Senate Republicans Vote Against Helping Small Businesses
The crisis that rocked the world's financial systems in 2008 sent shockwaves through every corner of the economy. Terrified investors fled from the stock market and shaken financial firms on the verge of collapse refused to loan businesses money. Americans lost confidence in the economy and severely scaled back their spending habits in favor of saving money for an uncertain future. Consumers' sudden thriftiness hurt businesses everywhere which, unable to receive lines of credit from the teetering financial sector, were forced to lay off workers.
Layoffs caused further pessimism about the economy, which scared even more Americans to reel back their spending, which strained small businesses and led to additional layoffs. It is a cycle that, as we've seen, is very hard to break.
But today the Senate took an important step forward by advancing the Small Business Jobs and Credit Act to ensure America's job creators have access to lines of credit that will enable them to hire new workers and invest in the future. Or, to be more specific, Senate Democrats and retiring Republican Sens. George Voinovich (R-OH) and George LeMieux (R-FL) took an important step forward. The rest of the Republican caucus tried to kick small businesses to the curb by attempting to stop the bill from being voted on in the first place.

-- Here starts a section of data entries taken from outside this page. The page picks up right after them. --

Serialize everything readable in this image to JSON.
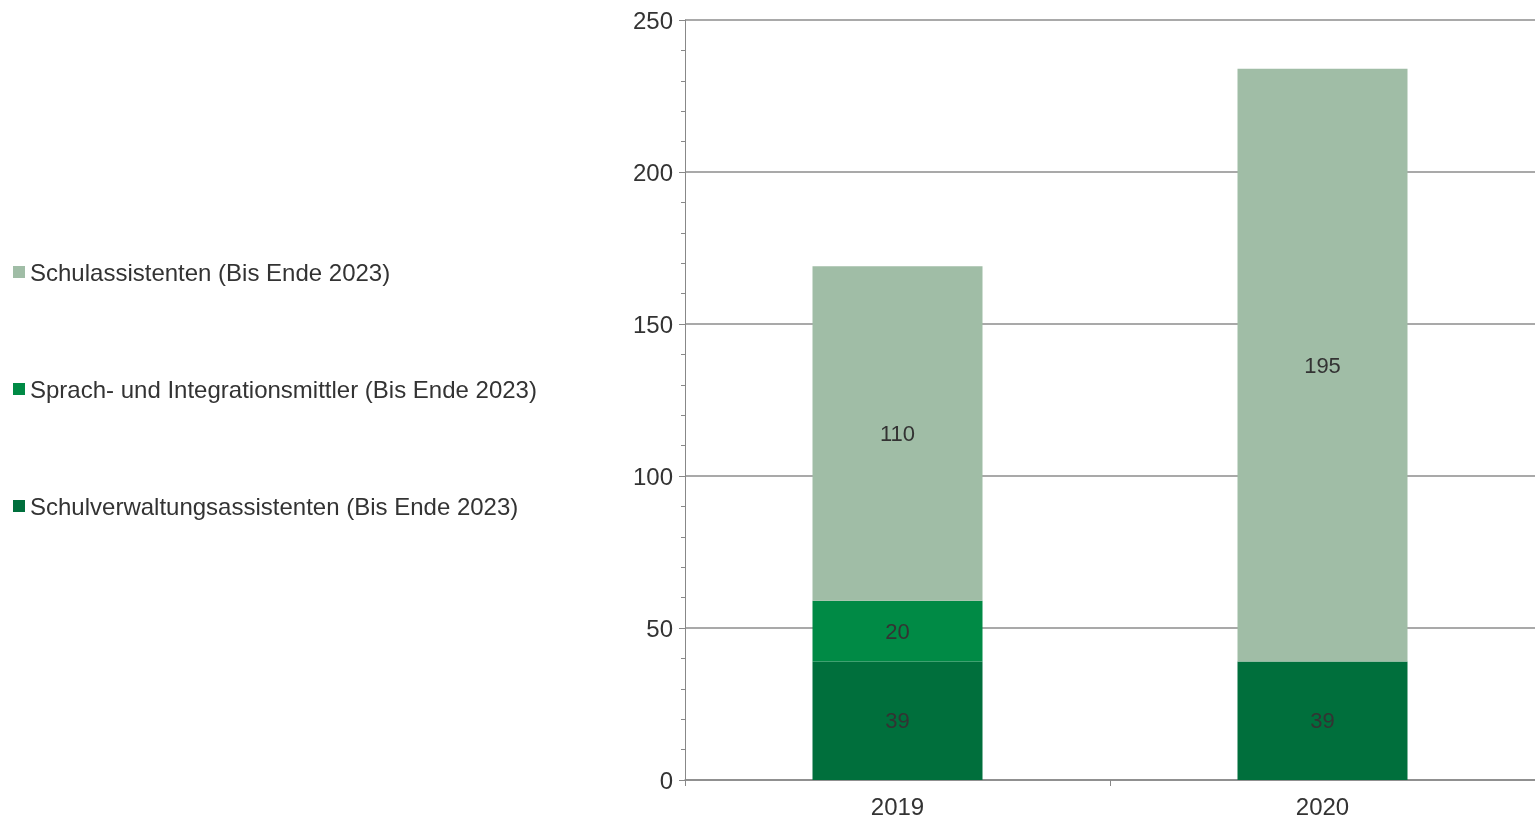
{
  "chart_data": {
    "type": "bar",
    "stacked": true,
    "categories": [
      "2019",
      "2020"
    ],
    "series": [
      {
        "name": "Schulverwaltungsassistenten (Bis Ende 2023)",
        "color": "#006f3c",
        "values": [
          39,
          39
        ]
      },
      {
        "name": "Sprach- und Integrationsmittler (Bis Ende 2023)",
        "color": "#008a45",
        "values": [
          20,
          null
        ]
      },
      {
        "name": "Schulassistenten (Bis Ende 2023)",
        "color": "#a0bda6",
        "values": [
          110,
          195
        ]
      }
    ],
    "ylim": [
      0,
      250
    ],
    "yticks": [
      0,
      50,
      100,
      150,
      200,
      250
    ],
    "grid": "y",
    "legend": "left",
    "data_labels": true
  }
}
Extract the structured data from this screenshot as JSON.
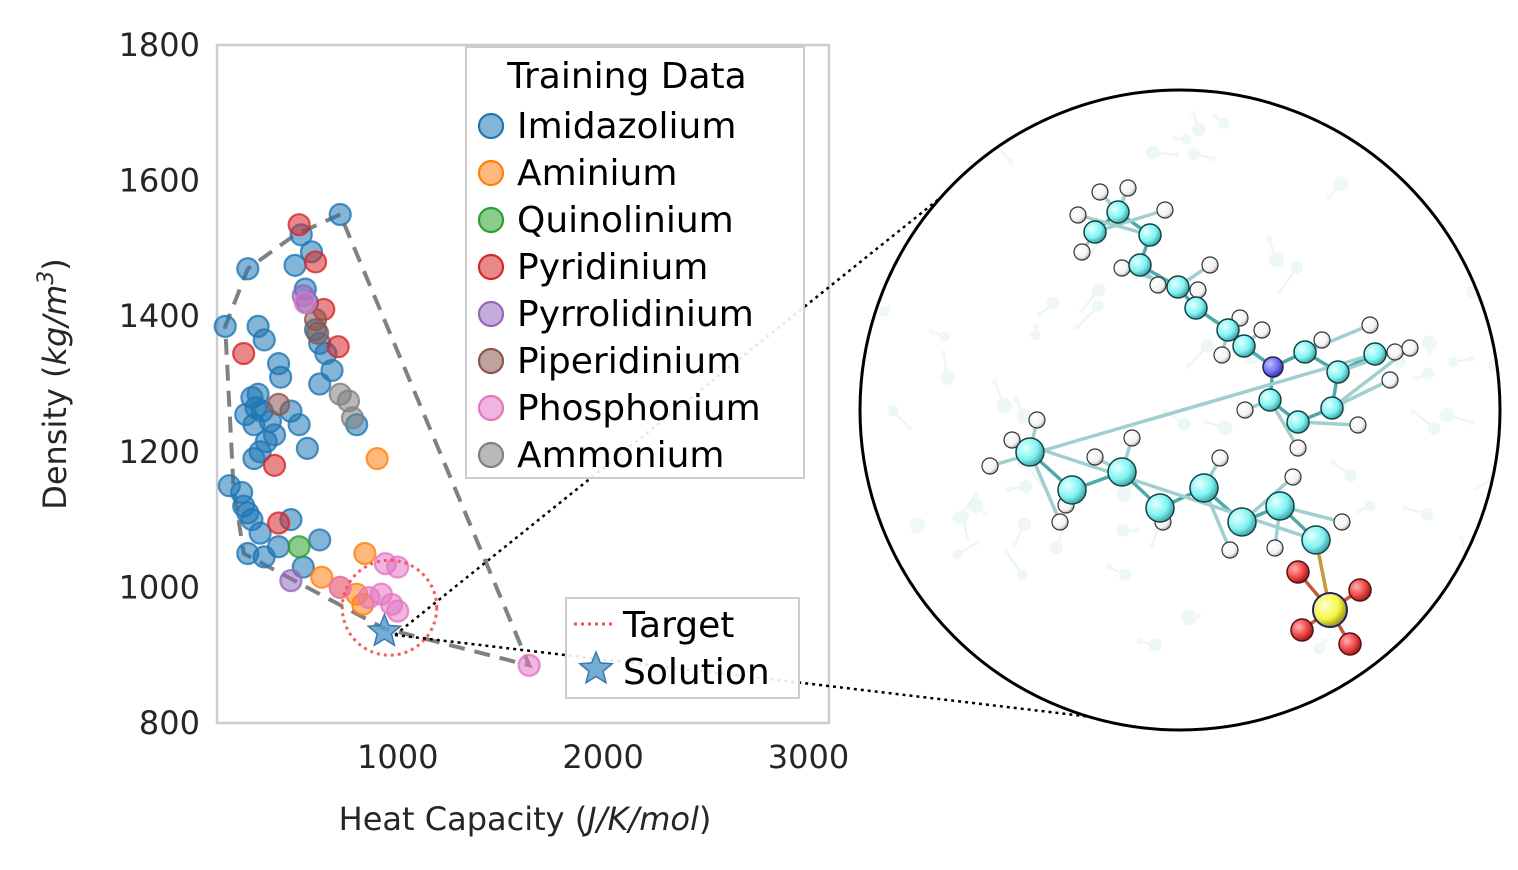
{
  "chart_data": {
    "type": "scatter",
    "xlabel": "Heat Capacity (J/K/mol)",
    "xlabel_parts": {
      "prefix": "Heat Capacity (",
      "unit": "J/K/mol",
      "suffix": ")"
    },
    "ylabel_parts": {
      "prefix": "Density (",
      "unit": "kg/m",
      "sup": "3",
      "suffix": ")"
    },
    "xlim": [
      120,
      3100
    ],
    "ylim": [
      800,
      1800
    ],
    "xticks": [
      "1000",
      "2000",
      "3000"
    ],
    "xtick_values": [
      1000,
      2000,
      3000
    ],
    "yticks": [
      "800",
      "1000",
      "1200",
      "1400",
      "1600",
      "1800"
    ],
    "ytick_values": [
      800,
      1000,
      1200,
      1400,
      1600,
      1800
    ],
    "grid": false,
    "legend": {
      "title": "Training Data",
      "placement": "top-right",
      "entries": [
        "Imidazolium",
        "Aminium",
        "Quinolinium",
        "Pyridinium",
        "Pyrrolidinium",
        "Piperidinium",
        "Phosphonium",
        "Ammonium"
      ]
    },
    "legend2": {
      "placement": "lower-right",
      "entries": [
        {
          "label": "Target",
          "style": "dotted-line",
          "color": "#f0504a"
        },
        {
          "label": "Solution",
          "style": "star",
          "color": "#5b9fd0"
        }
      ]
    },
    "series": [
      {
        "name": "Imidazolium",
        "color": "#1f77b4",
        "points": [
          [
            720,
            1550
          ],
          [
            530,
            1520
          ],
          [
            580,
            1495
          ],
          [
            270,
            1470
          ],
          [
            500,
            1475
          ],
          [
            550,
            1440
          ],
          [
            560,
            1420
          ],
          [
            320,
            1385
          ],
          [
            350,
            1365
          ],
          [
            600,
            1380
          ],
          [
            620,
            1360
          ],
          [
            650,
            1345
          ],
          [
            420,
            1330
          ],
          [
            430,
            1310
          ],
          [
            320,
            1285
          ],
          [
            290,
            1280
          ],
          [
            310,
            1265
          ],
          [
            340,
            1260
          ],
          [
            260,
            1255
          ],
          [
            300,
            1240
          ],
          [
            380,
            1245
          ],
          [
            400,
            1225
          ],
          [
            360,
            1215
          ],
          [
            330,
            1200
          ],
          [
            300,
            1190
          ],
          [
            480,
            1260
          ],
          [
            520,
            1240
          ],
          [
            560,
            1205
          ],
          [
            620,
            1300
          ],
          [
            680,
            1320
          ],
          [
            800,
            1240
          ],
          [
            180,
            1150
          ],
          [
            240,
            1140
          ],
          [
            250,
            1120
          ],
          [
            270,
            1110
          ],
          [
            290,
            1100
          ],
          [
            330,
            1080
          ],
          [
            480,
            1100
          ],
          [
            420,
            1060
          ],
          [
            270,
            1050
          ],
          [
            350,
            1045
          ],
          [
            620,
            1070
          ],
          [
            540,
            1030
          ],
          [
            160,
            1385
          ]
        ]
      },
      {
        "name": "Aminium",
        "color": "#ff7f0e",
        "points": [
          [
            900,
            1190
          ],
          [
            840,
            1050
          ],
          [
            630,
            1015
          ],
          [
            720,
            1000
          ],
          [
            800,
            990
          ],
          [
            830,
            975
          ]
        ]
      },
      {
        "name": "Quinolinium",
        "color": "#2ca02c",
        "points": [
          [
            520,
            1060
          ]
        ]
      },
      {
        "name": "Pyridinium",
        "color": "#d62728",
        "points": [
          [
            520,
            1535
          ],
          [
            600,
            1480
          ],
          [
            640,
            1410
          ],
          [
            710,
            1355
          ],
          [
            250,
            1345
          ],
          [
            400,
            1180
          ],
          [
            420,
            1095
          ]
        ]
      },
      {
        "name": "Pyrrolidinium",
        "color": "#9467bd",
        "points": [
          [
            540,
            1430
          ],
          [
            480,
            1010
          ]
        ]
      },
      {
        "name": "Piperidinium",
        "color": "#8c564b",
        "points": [
          [
            600,
            1395
          ],
          [
            610,
            1375
          ],
          [
            420,
            1270
          ]
        ]
      },
      {
        "name": "Phosphonium",
        "color": "#e377c2",
        "points": [
          [
            940,
            1035
          ],
          [
            1000,
            1030
          ],
          [
            720,
            1000
          ],
          [
            920,
            990
          ],
          [
            970,
            975
          ],
          [
            1000,
            965
          ],
          [
            1640,
            885
          ],
          [
            550,
            1420
          ],
          [
            860,
            985
          ]
        ]
      },
      {
        "name": "Ammonium",
        "color": "#7f7f7f",
        "points": [
          [
            720,
            1285
          ],
          [
            760,
            1275
          ],
          [
            780,
            1250
          ]
        ]
      }
    ],
    "hull_polygon": [
      [
        720,
        1550
      ],
      [
        500,
        1520
      ],
      [
        270,
        1470
      ],
      [
        160,
        1385
      ],
      [
        200,
        1150
      ],
      [
        250,
        1050
      ],
      [
        930,
        940
      ],
      [
        1640,
        885
      ],
      [
        720,
        1550
      ]
    ],
    "target": {
      "center": [
        960,
        970
      ],
      "radius_x": 230,
      "radius_y": 70
    },
    "solution": [
      935,
      935
    ]
  },
  "molecule_inset": {
    "description_colors": {
      "carbon": "#7ff3f3",
      "hydrogen": "#ffffff",
      "nitrogen": "#6e6ef0",
      "oxygen": "#ee4444",
      "sulfur": "#f5f542"
    }
  }
}
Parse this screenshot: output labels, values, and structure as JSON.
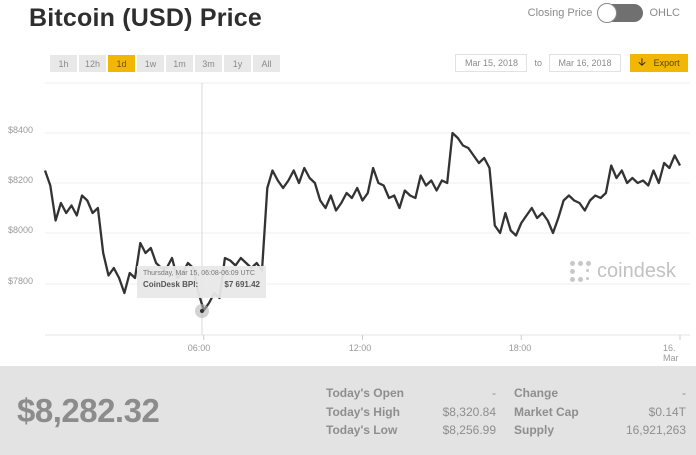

The bill gives investors a 100% exclusion from capital gains taxes on investments in small businesses, increases the amount businesses can expense on capital investments, and establishes new programs to help American small businesses export goods to other countries.
Perhaps most importantly, the Small Business Jobs and Credit Act also creates a Small Business Lending Fund that gives community banks — not Wall Street banks — the opportunity to increase lending to local small businesses, which the Independent Community Bankers of America says will create 500,000 jobs over the next two years.
Republicans opposed the bill because they believe November's election will be a referendum on the economy. In their view, the more they can obstruct economic progress, the more they'll be rewarded at the ballot box.
In breaking with his party, Sen. Voinovich blasted the GOP for playing political games with the bill to help small businesses. The Washington Post reported:
In an interview, Voinovich said he could no longer support Republican efforts to delay the measure in hopes of winning the right to offer additional amendments. Most of the proposed GOP amendments "didn't have anything to do with the bill" anyway, Voinovich said, and amounted merely to partisan "messaging."
"We don't have time for messaging," Voinovich said. "We don't have time anymore. This country is really hurting."
Thankfully there were two Republicans who were willing to put America's small business owners ahead of their party's own political games. It speaks volumes about the sad state of the GOP that the only two Republicans who showed today that they understood the plight of their constituents are the ones retiring after the end of the year.